O governo federal anunciou que seguirá atuando para viabilizar a incorporação da PrEP injetável de longa duração no Sistema Único de Saúde (SUS). A declaração foi feita pelo ministro da Saúde, Alexandre Padilha, durante os atos do Dia Mundial de Luta contra a Aids, realizados em Brasília nesta segunda-feira (1º).
A iniciativa envolve o medicamento lenacapavir, uma PrEP aplicada apenas duas vezes por ano, que promete transformar a prevenção contra o HIV ao substituir o uso diário de comprimidos. Apesar do alto índice de eficácia comprovado em estudos clínicos, o medicamento ainda aguarda registro sanitário no Brasil.
Segundo Padilha, além do acesso, o Brasil trabalha para participar do processo de transferência de tecnologia, permitindo a produção nacional do fármaco. Para o ministério, isso é fundamental para ampliar o alcance da prevenção, sobretudo entre jovens e populações mais vulneráveis, que enfrentam maior dificuldade de adesão ao tratamento diário.
O ministro criticou o alto custo proposto pela farmacêutica responsável, que chega a mais de 28 mil dólares por pessoa ao ano nos Estados Unidos. Ele também lamentou que países de renda média, como o Brasil, tenham sido excluídos do acordo que garantiu versões mais baratas do medicamento a nações mais pobres.
Representantes de movimentos sociais de combate à Aids defenderam que, caso as negociações não avancem, o Brasil avalie medidas mais duras, como o licenciamento compulsório do medicamento, para garantir o acesso da população.
Nos últimos anos, o país ampliou fortemente as estratégias de prevenção. O número de usuários da PrEP aumentou mais de 150% desde 2023, chegando atualmente a cerca de 140 mil pessoas. O SUS também expandiu a distribuição de autotestes, testes rápidos para HIV e sífilis, além de preservativos com novas tecnologias voltadas ao público jovem.

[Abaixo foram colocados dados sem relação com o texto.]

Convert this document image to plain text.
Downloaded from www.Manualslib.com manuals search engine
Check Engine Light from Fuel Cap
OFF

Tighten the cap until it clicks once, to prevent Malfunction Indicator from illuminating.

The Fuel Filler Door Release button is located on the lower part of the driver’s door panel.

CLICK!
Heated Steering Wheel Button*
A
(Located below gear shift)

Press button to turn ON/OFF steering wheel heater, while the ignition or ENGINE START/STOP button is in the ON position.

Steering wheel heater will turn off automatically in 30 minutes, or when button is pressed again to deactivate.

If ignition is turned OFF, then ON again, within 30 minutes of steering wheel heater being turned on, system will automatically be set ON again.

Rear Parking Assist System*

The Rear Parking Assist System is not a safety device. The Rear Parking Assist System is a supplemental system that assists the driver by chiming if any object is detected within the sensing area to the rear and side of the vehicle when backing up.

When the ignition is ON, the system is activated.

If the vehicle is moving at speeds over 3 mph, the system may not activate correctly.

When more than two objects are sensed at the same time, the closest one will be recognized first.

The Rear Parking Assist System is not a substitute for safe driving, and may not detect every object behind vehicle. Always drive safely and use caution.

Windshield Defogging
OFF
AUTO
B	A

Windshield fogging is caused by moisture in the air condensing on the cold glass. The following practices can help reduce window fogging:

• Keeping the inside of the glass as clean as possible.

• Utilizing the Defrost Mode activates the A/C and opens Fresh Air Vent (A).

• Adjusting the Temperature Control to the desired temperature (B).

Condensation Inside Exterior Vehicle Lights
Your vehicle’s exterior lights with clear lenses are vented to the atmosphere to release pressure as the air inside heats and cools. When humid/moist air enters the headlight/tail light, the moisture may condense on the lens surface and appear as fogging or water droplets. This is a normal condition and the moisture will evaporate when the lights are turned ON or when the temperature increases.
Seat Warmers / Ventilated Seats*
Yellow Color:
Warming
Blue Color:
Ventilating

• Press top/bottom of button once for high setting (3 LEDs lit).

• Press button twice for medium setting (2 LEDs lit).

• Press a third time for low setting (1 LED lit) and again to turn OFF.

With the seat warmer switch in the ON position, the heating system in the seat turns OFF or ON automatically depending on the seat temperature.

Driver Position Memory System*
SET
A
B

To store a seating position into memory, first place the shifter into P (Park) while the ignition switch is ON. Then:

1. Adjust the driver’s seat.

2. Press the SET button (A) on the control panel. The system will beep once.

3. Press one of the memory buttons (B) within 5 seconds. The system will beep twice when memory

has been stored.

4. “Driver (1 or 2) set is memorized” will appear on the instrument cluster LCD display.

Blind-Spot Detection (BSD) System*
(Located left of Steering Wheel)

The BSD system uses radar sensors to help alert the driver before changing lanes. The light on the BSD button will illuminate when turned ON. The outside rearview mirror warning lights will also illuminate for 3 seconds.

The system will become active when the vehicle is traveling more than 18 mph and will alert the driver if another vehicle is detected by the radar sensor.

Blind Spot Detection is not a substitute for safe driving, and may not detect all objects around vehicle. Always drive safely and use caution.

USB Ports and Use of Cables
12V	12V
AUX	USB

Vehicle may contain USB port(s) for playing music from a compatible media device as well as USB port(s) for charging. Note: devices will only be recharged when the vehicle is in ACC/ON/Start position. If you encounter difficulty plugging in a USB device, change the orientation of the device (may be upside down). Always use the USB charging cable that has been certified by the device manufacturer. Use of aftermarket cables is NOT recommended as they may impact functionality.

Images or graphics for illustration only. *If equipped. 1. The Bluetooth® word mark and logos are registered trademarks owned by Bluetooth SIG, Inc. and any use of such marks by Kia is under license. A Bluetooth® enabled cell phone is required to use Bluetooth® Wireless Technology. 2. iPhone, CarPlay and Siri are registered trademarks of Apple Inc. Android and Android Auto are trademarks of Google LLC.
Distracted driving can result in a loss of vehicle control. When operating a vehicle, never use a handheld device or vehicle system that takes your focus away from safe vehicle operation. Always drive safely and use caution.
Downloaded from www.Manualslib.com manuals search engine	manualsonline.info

No tratamento, mais de 225 mil brasileiros utilizam hoje a terapia antirretroviral em dose única diária, considerada mais eficaz e com menos efeitos colaterais. Essas ações aproximam o Brasil das metas globais da ONU para o controle do HIV, conhecidas como 95-95-95 — das quais duas já foram atingidas.
Outro dado positivo divulgado pelo Ministério da Saúde foi a queda de 13% no número de mortes por aids entre 2023 e 2024. Pela primeira vez em três décadas, o país registrou menos de 10 mil óbitos anuais. Os casos novos da doença também apresentaram redução.
Além disso, o Brasil caminha para o reconhecimento internacional da eliminação da transmissão do HIV de mãe para filho como problema de saúde pública, um marco histórico que deve ser confirmado pela Organização Mundial da Saúde ainda neste mês.